Following bumblebee post install instructions might be helpful just in case you didn’t

INFO: Please ensure that users using bublebee/video card are in following group(s):
INFO: gpasswd -a <USER> bumblebee
INFO: If going to use nvidia binary driver:
INFO: gpasswd -a <USER> video
INFO: Also ensure the nouveau module is blacklisted (even if you plan to use it):
INFO: echo “blacklist nouveau” >> /etc/modprobe.d/50-blacklist.conf
INFO: mkinitrd

bbswitch is the kernel module that makes it possible to power off the NVIDIA card entirely.

So uninstalling it is probably going to result in you not being able to shut down the discrete GPU.

I’d suggest rolling back your system if possible and starting again following guide at

https://en.opensuse.org/SDB:NVIDIA_Bumblebee

using nvidia-bumblebee package from https://download.opensuse.org/repositories/X11:/Bumblebee/openSUSE_Tumbleweed/x86_64/
instead of using packages from Index of /opensuse/tumbleweed or building yourself.
Or use nvidia-bumblebee driver from my repo as mentioned if there are problems installing with current kernel and driver version 390.116 works for your card.

Thanks Franky. I think the Nvidia drivers and Bumblebee are squared away now.

What’s left is to sort out between bbswitch, GDE, tlp, powertop, etc which gets to decide when and whether the dGPU is powered. It looks like there’s a lot of coordination going on between those development teams, too.

I think I’ll have to sit on this for a while while they do their thing.

In the mean time, I’m getting an estimated ~4 hours from the battery (instead of 7) even when bbswitch reports that the dGPU is switched on. I can live with that for a while.

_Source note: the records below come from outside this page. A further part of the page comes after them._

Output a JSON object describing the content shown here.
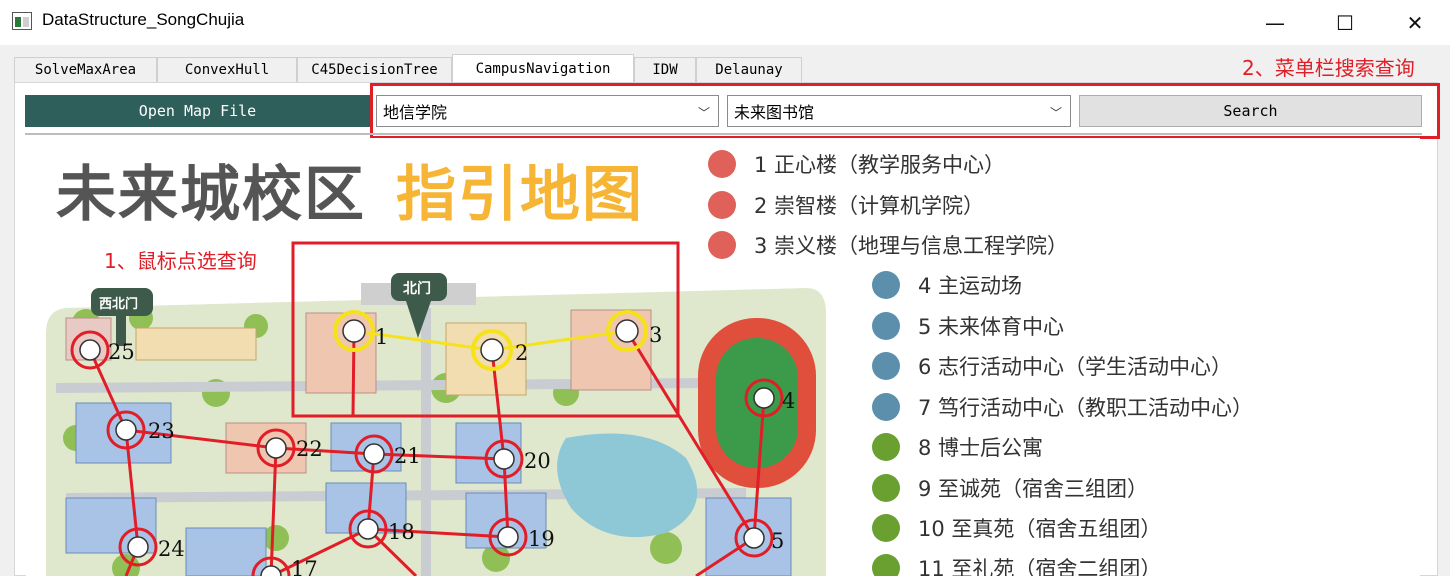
{
  "window": {
    "title": "DataStructure_SongChujia",
    "minimize": "—",
    "maximize": "☐",
    "close": "✕"
  },
  "tabs": [
    "SolveMaxArea",
    "ConvexHull",
    "C45DecisionTree",
    "CampusNavigation",
    "IDW",
    "Delaunay"
  ],
  "active_tab": "CampusNavigation",
  "toolbar": {
    "open_label": "Open Map File",
    "from_value": "地信学院",
    "to_value": "未来图书馆",
    "search_label": "Search"
  },
  "annotations": {
    "menu_search": "2、菜单栏搜索查询",
    "mouse_select": "1、鼠标点选查询"
  },
  "map": {
    "title_part1": "未来城校区",
    "title_part2": "指引地图",
    "north_gate": "北门",
    "northwest_gate": "西北门",
    "legend": [
      {
        "text": "1 正心楼（教学服务中心）",
        "color": "#e0605a"
      },
      {
        "text": "2 崇智楼（计算机学院）",
        "color": "#e0605a"
      },
      {
        "text": "3 崇义楼（地理与信息工程学院）",
        "color": "#e0605a"
      },
      {
        "text": "4 主运动场",
        "color": "#5b8fab"
      },
      {
        "text": "5 未来体育中心",
        "color": "#5b8fab"
      },
      {
        "text": "6 志行活动中心（学生活动中心）",
        "color": "#5b8fab"
      },
      {
        "text": "7 笃行活动中心（教职工活动中心）",
        "color": "#5b8fab"
      },
      {
        "text": "8 博士后公寓",
        "color": "#6aa030"
      },
      {
        "text": "9 至诚苑（宿舍三组团）",
        "color": "#6aa030"
      },
      {
        "text": "10 至真苑（宿舍五组团）",
        "color": "#6aa030"
      },
      {
        "text": "11 至礼苑（宿舍二组团）",
        "color": "#6aa030"
      }
    ],
    "nodes": [
      "1",
      "2",
      "3",
      "4",
      "5",
      "17",
      "18",
      "19",
      "20",
      "21",
      "22",
      "23",
      "24",
      "25"
    ]
  }
}
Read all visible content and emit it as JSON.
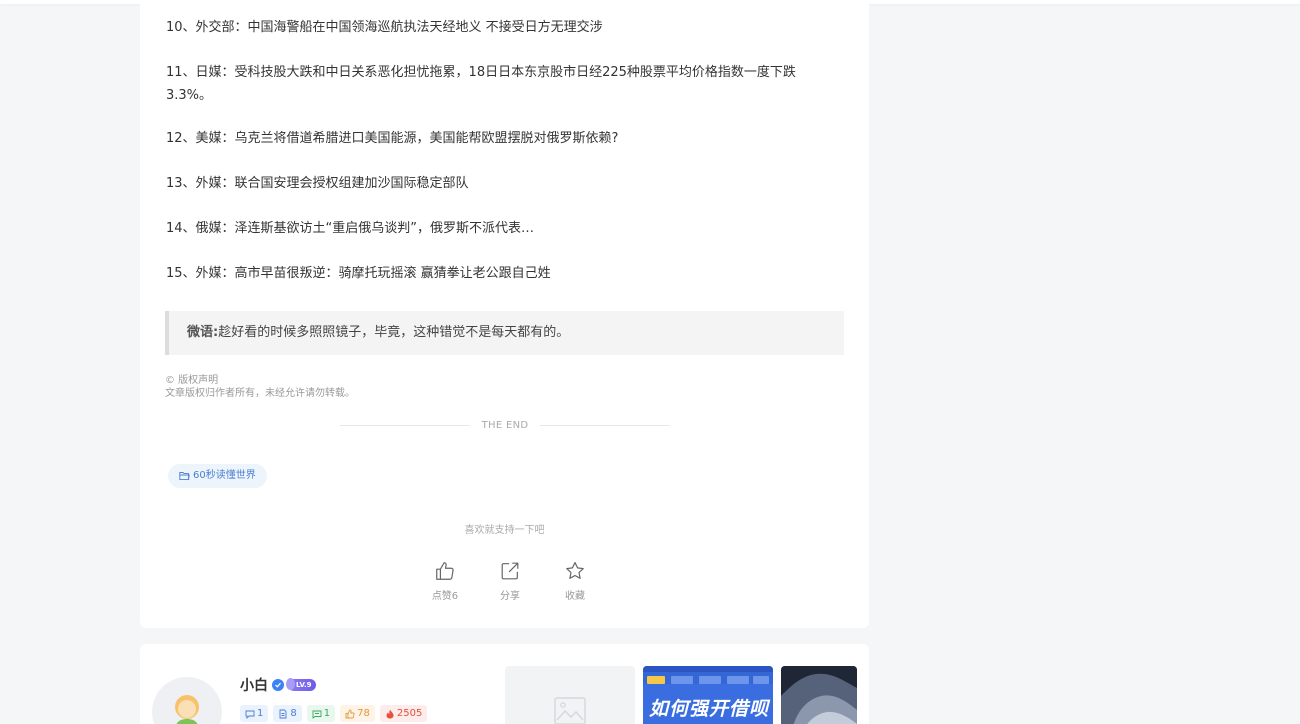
{
  "news": [
    "10、外交部：中国海警船在中国领海巡航执法天经地义 不接受日方无理交涉",
    "11、日媒：受科技股大跌和中日关系恶化担忧拖累，18日日本东京股市日经225种股票平均价格指数一度下跌3.3%。",
    "12、美媒：乌克兰将借道希腊进口美国能源，美国能帮欧盟摆脱对俄罗斯依赖?",
    "13、外媒：联合国安理会授权组建加沙国际稳定部队",
    "14、俄媒：泽连斯基欲访土“重启俄乌谈判”，俄罗斯不派代表…",
    "15、外媒：高市早苗很叛逆：骑摩托玩摇滚 赢猜拳让老公跟自己姓"
  ],
  "quote": {
    "label": "微语:",
    "text": "趁好看的时候多照照镜子，毕竟，这种错觉不是每天都有的。"
  },
  "copyright": {
    "title": "© 版权声明",
    "text": "文章版权归作者所有，未经允许请勿转载。"
  },
  "the_end": "THE END",
  "tag": {
    "icon": "folder-icon",
    "label": "60秒读懂世界"
  },
  "support_text": "喜欢就支持一下吧",
  "actions": {
    "like": "点赞6",
    "share": "分享",
    "favorite": "收藏"
  },
  "author": {
    "name": "小白",
    "level_badge": "LV.9",
    "stats": [
      {
        "icon": "comment-icon",
        "value": "1"
      },
      {
        "icon": "article-icon",
        "value": "8"
      },
      {
        "icon": "message-icon",
        "value": "1"
      },
      {
        "icon": "like-icon",
        "value": "78"
      },
      {
        "icon": "fire-icon",
        "value": "2505"
      }
    ]
  },
  "thumbnails": {
    "second_title": "如何强开借呗"
  },
  "colors": {
    "background": "#f5f6f7",
    "card": "#ffffff",
    "accent_blue": "#4a7fd0",
    "verify_blue": "#3b82f6"
  }
}
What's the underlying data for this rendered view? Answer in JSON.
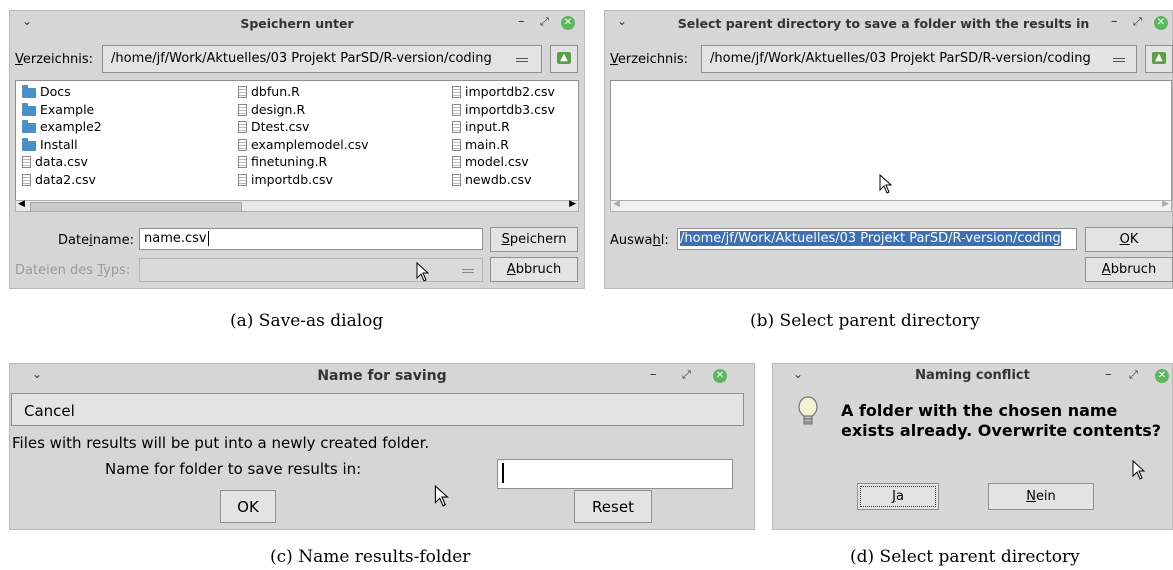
{
  "dialog_a": {
    "title": "Speichern unter",
    "dir_label": "Verzeichnis:",
    "dir_path": "/home/jf/Work/Aktuelles/03 Projekt ParSD/R-version/coding",
    "files": [
      {
        "name": "Docs",
        "kind": "folder"
      },
      {
        "name": "Example",
        "kind": "folder"
      },
      {
        "name": "example2",
        "kind": "folder"
      },
      {
        "name": "Install",
        "kind": "folder"
      },
      {
        "name": "data.csv",
        "kind": "file"
      },
      {
        "name": "data2.csv",
        "kind": "file"
      },
      {
        "name": "dbfun.R",
        "kind": "file"
      },
      {
        "name": "design.R",
        "kind": "file"
      },
      {
        "name": "Dtest.csv",
        "kind": "file"
      },
      {
        "name": "examplemodel.csv",
        "kind": "file"
      },
      {
        "name": "finetuning.R",
        "kind": "file"
      },
      {
        "name": "importdb.csv",
        "kind": "file"
      },
      {
        "name": "importdb2.csv",
        "kind": "file"
      },
      {
        "name": "importdb3.csv",
        "kind": "file"
      },
      {
        "name": "input.R",
        "kind": "file"
      },
      {
        "name": "main.R",
        "kind": "file"
      },
      {
        "name": "model.csv",
        "kind": "file"
      },
      {
        "name": "newdb.csv",
        "kind": "file"
      }
    ],
    "filename_label": "Dateiname:",
    "filename_value": "name.csv",
    "filetype_label": "Dateien des Typs:",
    "save_button": "Speichern",
    "cancel_button": "Abbruch",
    "caption": "(a) Save-as dialog"
  },
  "dialog_b": {
    "title": "Select parent directory to save a folder with the results in",
    "dir_label": "Verzeichnis:",
    "dir_path": "/home/jf/Work/Aktuelles/03 Projekt ParSD/R-version/coding",
    "selection_label": "Auswahl:",
    "selection_value": "/home/jf/Work/Aktuelles/03 Projekt ParSD/R-version/coding",
    "ok_button": "OK",
    "cancel_button": "Abbruch",
    "caption": "(b) Select parent directory"
  },
  "dialog_c": {
    "title": "Name for saving",
    "cancel_bar": "Cancel",
    "info_text": "Files with results will be put into a newly created folder.",
    "name_label": "Name for folder to save results in:",
    "name_value": "",
    "ok_button": "OK",
    "reset_button": "Reset",
    "caption": "(c) Name results-folder"
  },
  "dialog_d": {
    "title": "Naming conflict",
    "message": "A folder with the chosen name exists already. Overwrite contents?",
    "yes_button": "Ja",
    "no_button": "Nein",
    "caption": "(d) Select parent directory"
  },
  "titlebar_controls": {
    "menu": "⌄",
    "minimize": "–",
    "maximize": "⤢",
    "close": "✕"
  },
  "colors": {
    "window_bg": "#d6d6d6",
    "close_green": "#5cb85c",
    "folder_blue": "#4a90c8",
    "selection_bg": "#3d6fb3"
  }
}
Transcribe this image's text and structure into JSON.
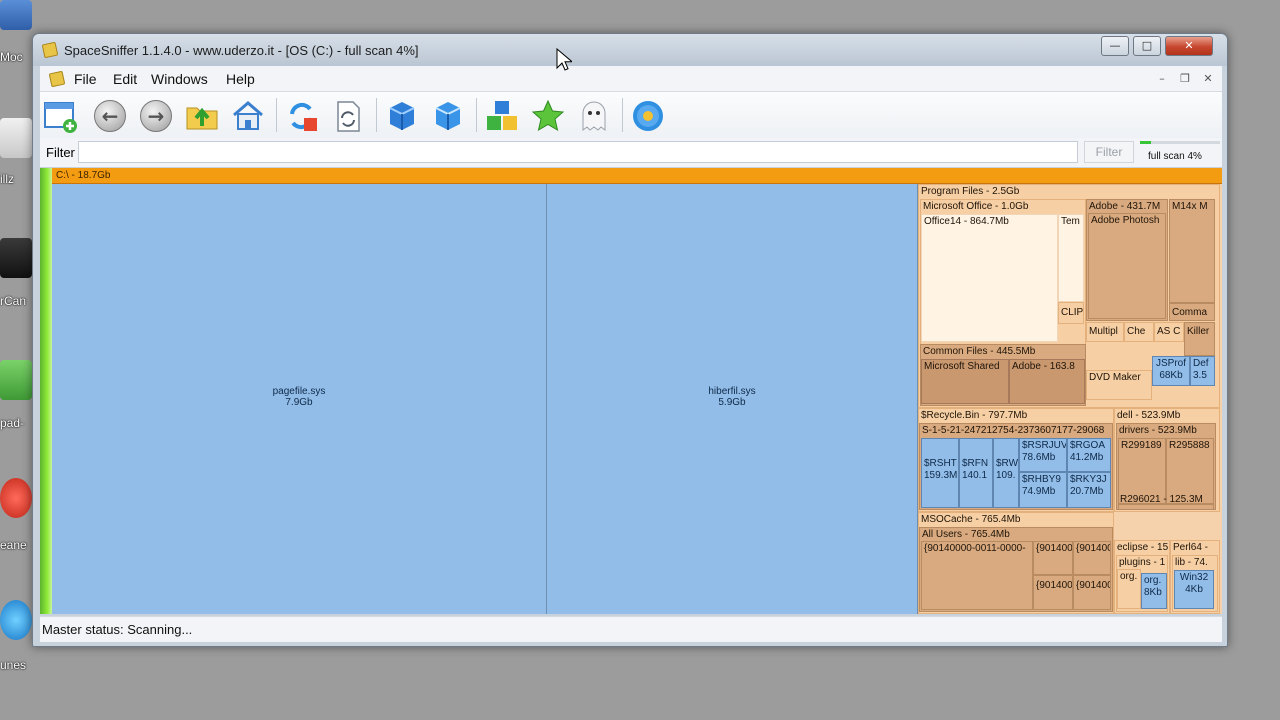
{
  "desktop": {
    "labels": [
      "Moc",
      "illz",
      "rCan",
      "pad-",
      "eane",
      "unes"
    ]
  },
  "window": {
    "title": "SpaceSniffer 1.1.4.0 - www.uderzo.it - [OS (C:) - full scan 4%]",
    "minimize": "—",
    "maximize": "□",
    "close": "✕"
  },
  "menu": {
    "file": "File",
    "edit": "Edit",
    "windows": "Windows",
    "help": "Help",
    "mdi_minimize": "–",
    "mdi_restore": "❐",
    "mdi_close": "✕"
  },
  "toolbar": {
    "icons": [
      "new-view-icon",
      "back-icon",
      "forward-icon",
      "up-folder-icon",
      "home-icon",
      "refresh-icon",
      "rescan-icon",
      "cube-icon",
      "cube-alt-icon",
      "blocks-icon",
      "star-icon",
      "ghost-icon",
      "settings-flower-icon"
    ]
  },
  "filter": {
    "label": "Filter",
    "value": "",
    "button": "Filter",
    "scan_progress": 0.04,
    "scan_text": "full scan 4%"
  },
  "treemap": {
    "root": "C:\\ - 18.7Gb",
    "pagefile_name": "pagefile.sys",
    "pagefile_size": "7.9Gb",
    "hiberfil_name": "hiberfil.sys",
    "hiberfil_size": "5.9Gb",
    "program_files": "Program Files - 2.5Gb",
    "microsoft_office": "Microsoft Office - 1.0Gb",
    "office14": "Office14 - 864.7Mb",
    "tem": "Tem",
    "clip": "CLIP",
    "adobe_pf": "Adobe - 431.7M",
    "adobe_photoshop": "Adobe Photosh",
    "m14x": "M14x M",
    "comma": "Comma",
    "multiple": "Multipl",
    "che": "Che",
    "as_c": "AS C",
    "killer": "Killer",
    "common_files": "Common Files - 445.5Mb",
    "microsoft_shared": "Microsoft Shared",
    "adobe_common": "Adobe - 163.8",
    "dvd_maker": "DVD Maker",
    "jsprof_name": "JSProf",
    "jsprof_size": "68Kb",
    "def_name": "Def",
    "def_size": "3.5",
    "recycle_bin": "$Recycle.Bin - 797.7Mb",
    "sid": "S-1-5-21-247212754-2373607177-29068",
    "rsht_name": "$RSHT",
    "rsht_size": "159.3M",
    "rfn_name": "$RFN",
    "rfn_size": "140.1",
    "rw_name": "$RW",
    "rw_size": "109.",
    "rsrjuv_name": "$RSRJUV",
    "rsrjuv_size": "78.6Mb",
    "rgoa_name": "$RGOA",
    "rgoa_size": "41.2Mb",
    "rhby_name": "$RHBY9",
    "rhby_size": "74.9Mb",
    "rky_name": "$RKY3J",
    "rky_size": "20.7Mb",
    "dell": "dell - 523.9Mb",
    "drivers": "drivers - 523.9Mb",
    "r299189": "R299189",
    "r295888": "R295888",
    "r296021": "R296021 - 125.3M",
    "msocache": "MSOCache - 765.4Mb",
    "all_users": "All Users - 765.4Mb",
    "office_guid": "{90140000-0011-0000-",
    "guid_a": "{901400",
    "guid_b": "{901400",
    "guid_c": "{901400",
    "guid_d": "{901400",
    "eclipse": "eclipse - 15",
    "plugins": "plugins - 1",
    "org_a": "org.",
    "org_b_name": "org.",
    "org_b_size": "8Kb",
    "perl64": "Perl64 -",
    "lib": "lib - 74.",
    "win32_name": "Win32",
    "win32_size": "4Kb"
  },
  "status": {
    "text": "Master status: Scanning..."
  }
}
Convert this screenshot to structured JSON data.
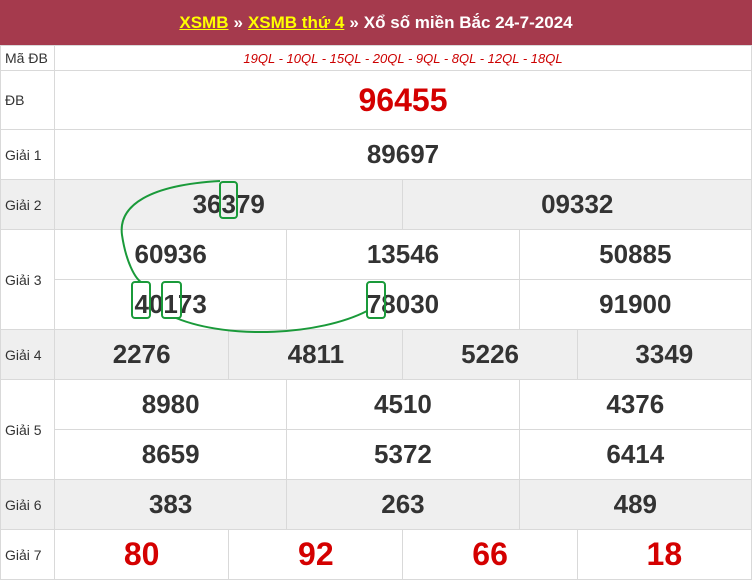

No problem, you could try **suse-prime **in the meantime as suggested earlier in the thread which might be a better solution for you.

With bumblebee dGPU will not usually be activated unless primusrun or optirun command is used i.e

primusrun glxgears

or

optirun glxgears

so if you aren’t using them bumblebee is probably redundant on your system.
I’d imagine it might take a while for teams to provide collaborative solution I think you’re hoping for.